Sir James guardó silencio e hizo girar lentamente su copa sobre el mantel de encaje. Luego, en tono más reposado, dijo:

—O quizá suceda más pronto.

Los demás tenían los ojos clavados en la copa que giraba sobre el mantel, las facetas reflejando la luz de los candelabros, el champán de color amarillo claro agitándose.

De repente Valentine dijo:

—¡Eso no ocurrirá nunca! —e hizo un gesto con la mano para que les sirvieran el postre.

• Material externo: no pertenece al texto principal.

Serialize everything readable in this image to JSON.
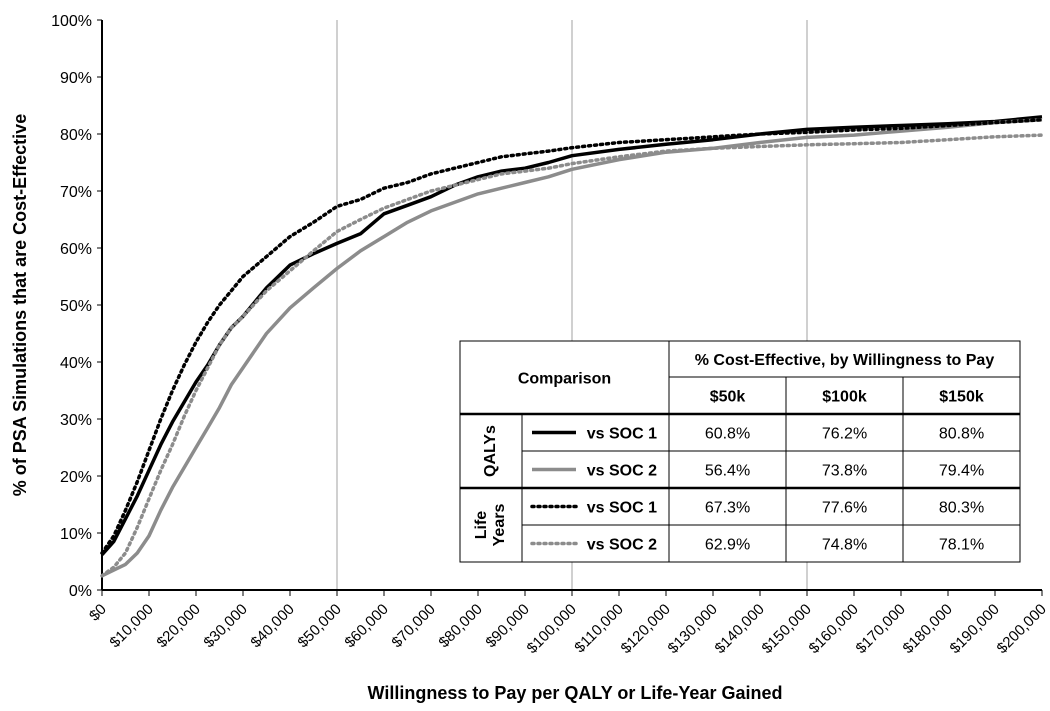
{
  "chart_data": {
    "type": "line",
    "xlabel": "Willingness to Pay per QALY or Life-Year Gained",
    "ylabel": "% of PSA Simulations that are Cost-Effective",
    "xlim": [
      0,
      200000
    ],
    "ylim": [
      0,
      100
    ],
    "x_ticks": [
      0,
      10000,
      20000,
      30000,
      40000,
      50000,
      60000,
      70000,
      80000,
      90000,
      100000,
      110000,
      120000,
      130000,
      140000,
      150000,
      160000,
      170000,
      180000,
      190000,
      200000
    ],
    "x_tick_labels": [
      "$0",
      "$10,000",
      "$20,000",
      "$30,000",
      "$40,000",
      "$50,000",
      "$60,000",
      "$70,000",
      "$80,000",
      "$90,000",
      "$100,000",
      "$110,000",
      "$120,000",
      "$130,000",
      "$140,000",
      "$150,000",
      "$160,000",
      "$170,000",
      "$180,000",
      "$190,000",
      "$200,000"
    ],
    "y_ticks": [
      0,
      10,
      20,
      30,
      40,
      50,
      60,
      70,
      80,
      90,
      100
    ],
    "y_tick_labels": [
      "0%",
      "10%",
      "20%",
      "30%",
      "40%",
      "50%",
      "60%",
      "70%",
      "80%",
      "90%",
      "100%"
    ],
    "vertical_gridlines_at": [
      50000,
      100000,
      150000
    ],
    "series": [
      {
        "id": "qaly_soc1",
        "color": "#000000",
        "style": "solid",
        "x": [
          0,
          2500,
          5000,
          7500,
          10000,
          12500,
          15000,
          17500,
          20000,
          22500,
          25000,
          27500,
          30000,
          35000,
          40000,
          45000,
          50000,
          55000,
          60000,
          65000,
          70000,
          75000,
          80000,
          85000,
          90000,
          95000,
          100000,
          110000,
          120000,
          130000,
          140000,
          150000,
          160000,
          170000,
          180000,
          190000,
          200000
        ],
        "y": [
          6.2,
          8.5,
          12.5,
          16.5,
          21,
          25.5,
          29.5,
          33,
          36.5,
          39.5,
          43,
          46,
          48,
          53,
          57,
          59,
          60.8,
          62.5,
          66,
          67.5,
          69,
          71,
          72.5,
          73.5,
          74,
          75,
          76.2,
          77.3,
          78.2,
          79,
          80,
          80.8,
          81.2,
          81.5,
          81.8,
          82.2,
          83
        ]
      },
      {
        "id": "qaly_soc2",
        "color": "#8c8c8c",
        "style": "solid",
        "x": [
          0,
          2500,
          5000,
          7500,
          10000,
          12500,
          15000,
          17500,
          20000,
          22500,
          25000,
          27500,
          30000,
          35000,
          40000,
          45000,
          50000,
          55000,
          60000,
          65000,
          70000,
          75000,
          80000,
          85000,
          90000,
          95000,
          100000,
          110000,
          120000,
          130000,
          140000,
          150000,
          160000,
          170000,
          180000,
          190000,
          200000
        ],
        "y": [
          2.5,
          3.5,
          4.5,
          6.5,
          9.5,
          14,
          18,
          21.5,
          25,
          28.5,
          32,
          36,
          39,
          45,
          49.5,
          53,
          56.4,
          59.5,
          62,
          64.5,
          66.5,
          68,
          69.5,
          70.5,
          71.5,
          72.5,
          73.8,
          75.5,
          76.8,
          77.5,
          78.5,
          79.4,
          79.8,
          80.5,
          81.2,
          82,
          82.5
        ]
      },
      {
        "id": "ly_soc1",
        "color": "#000000",
        "style": "dotted",
        "x": [
          0,
          2500,
          5000,
          7500,
          10000,
          12500,
          15000,
          17500,
          20000,
          22500,
          25000,
          27500,
          30000,
          35000,
          40000,
          45000,
          50000,
          55000,
          60000,
          65000,
          70000,
          75000,
          80000,
          85000,
          90000,
          95000,
          100000,
          110000,
          120000,
          130000,
          140000,
          150000,
          160000,
          170000,
          180000,
          190000,
          200000
        ],
        "y": [
          6.5,
          9.5,
          14,
          19,
          24.5,
          30,
          35,
          39.5,
          43.5,
          47,
          50,
          52.5,
          55,
          58.5,
          62,
          64.5,
          67.3,
          68.5,
          70.5,
          71.5,
          73,
          74,
          75,
          76,
          76.5,
          77,
          77.6,
          78.5,
          79,
          79.5,
          80,
          80.3,
          80.7,
          81,
          81.5,
          82,
          82.5
        ]
      },
      {
        "id": "ly_soc2",
        "color": "#8c8c8c",
        "style": "dotted",
        "x": [
          0,
          2500,
          5000,
          7500,
          10000,
          12500,
          15000,
          17500,
          20000,
          22500,
          25000,
          27500,
          30000,
          35000,
          40000,
          45000,
          50000,
          55000,
          60000,
          65000,
          70000,
          75000,
          80000,
          85000,
          90000,
          95000,
          100000,
          110000,
          120000,
          130000,
          140000,
          150000,
          160000,
          170000,
          180000,
          190000,
          200000
        ],
        "y": [
          2.5,
          4,
          6.5,
          11,
          16,
          21,
          25.5,
          30.5,
          35,
          39,
          43,
          46,
          48,
          52.5,
          56,
          59.5,
          62.9,
          65,
          67,
          68.5,
          70,
          71,
          72,
          73,
          73.5,
          74,
          74.8,
          76,
          77,
          77.5,
          77.8,
          78.1,
          78.3,
          78.5,
          79,
          79.5,
          79.8
        ]
      }
    ],
    "table": {
      "comparison_header": "Comparison",
      "group_header": "% Cost-Effective, by Willingness to Pay",
      "col_headers": [
        "$50k",
        "$100k",
        "$150k"
      ],
      "groups": [
        {
          "label": "QALYs",
          "rows": [
            {
              "series": "qaly_soc1",
              "label": "vs SOC 1",
              "values": [
                "60.8%",
                "76.2%",
                "80.8%"
              ]
            },
            {
              "series": "qaly_soc2",
              "label": "vs SOC 2",
              "values": [
                "56.4%",
                "73.8%",
                "79.4%"
              ]
            }
          ]
        },
        {
          "label_lines": [
            "Life",
            "Years"
          ],
          "rows": [
            {
              "series": "ly_soc1",
              "label": "vs SOC 1",
              "values": [
                "67.3%",
                "77.6%",
                "80.3%"
              ]
            },
            {
              "series": "ly_soc2",
              "label": "vs SOC 2",
              "values": [
                "62.9%",
                "74.8%",
                "78.1%"
              ]
            }
          ]
        }
      ]
    }
  }
}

Entraron bandejas de fruta y queso. El oficial de distrito Briggs fue el primero en servirse, diciendo:

—Son gente rara, estos negros. Su concepto del dolor y la muerte es distinto del nuestro. Nada les preocupa. Desde que nacen les enseñan a no demostrar debilidad. Y lo aceptan todo tan fácilmente. Las enfermedades, la muerte, el hambre… para ellos todo es
shauri ya mungu,
la voluntad de Dios.

—¿Creen en un dios único? —preguntó Grace, dirigiéndose a sir James.

—Los kikuyu son un pueblo muy religioso. Rinden culto a Ngai, creador del mundo. Ngai vive en el monte Kenia y no se distingue demasiado de algunas versiones de Jehová.

—Blasfemia —musitó Valentine.

Sir James sonrió.

—Los kikuyu no son politeístas. No tienen que renunciar a muchas cosas para convertirse al cristianismo, y salen ganando mucho. Por esto los misioneros tienen tanto éxito.

—Por lo que veo, los kikuyu deben de ser gente sencilla.

—Al contrario, no lo son. Y ahí es donde se equivocan muchos blancos. Los kikuyu son gente compleja en lo que se refiere a su pensamiento, a la estructura de su sociedad. Tardaría horas en hablarle de todos sus tabúes.

—Entonces no lo hagas —dijo Valentine, cogiendo la tercera botella de champán. Sus ojos parecían arder y se posaban a menudo en lady Rose.

—James, esta tarde me habló usted de la hechicera de esta región, de Wachera. ¿Es una jefe? —preguntó Grace.

—Santo cielo, no. Las mujeres kikuyu no son líderes. Apenas si las consideran personas. Son objetos propiedad de los hombres. Sus padres las venden, y sus esposos las compran. De hecho, la palabra kikuyu para designar al esposo significa «propietario». Y la que equivale a «hombre»,
murume,
significa «poderoso», «objeto de gran valor», «amo y señor», mientras que la palabra kikuyu para designar a la mujer es
muka,
que significa «persona sometida», «llorar por nada», y «propensa al pánico».
Muka
también significa «cobarde» y «objeto sin valor».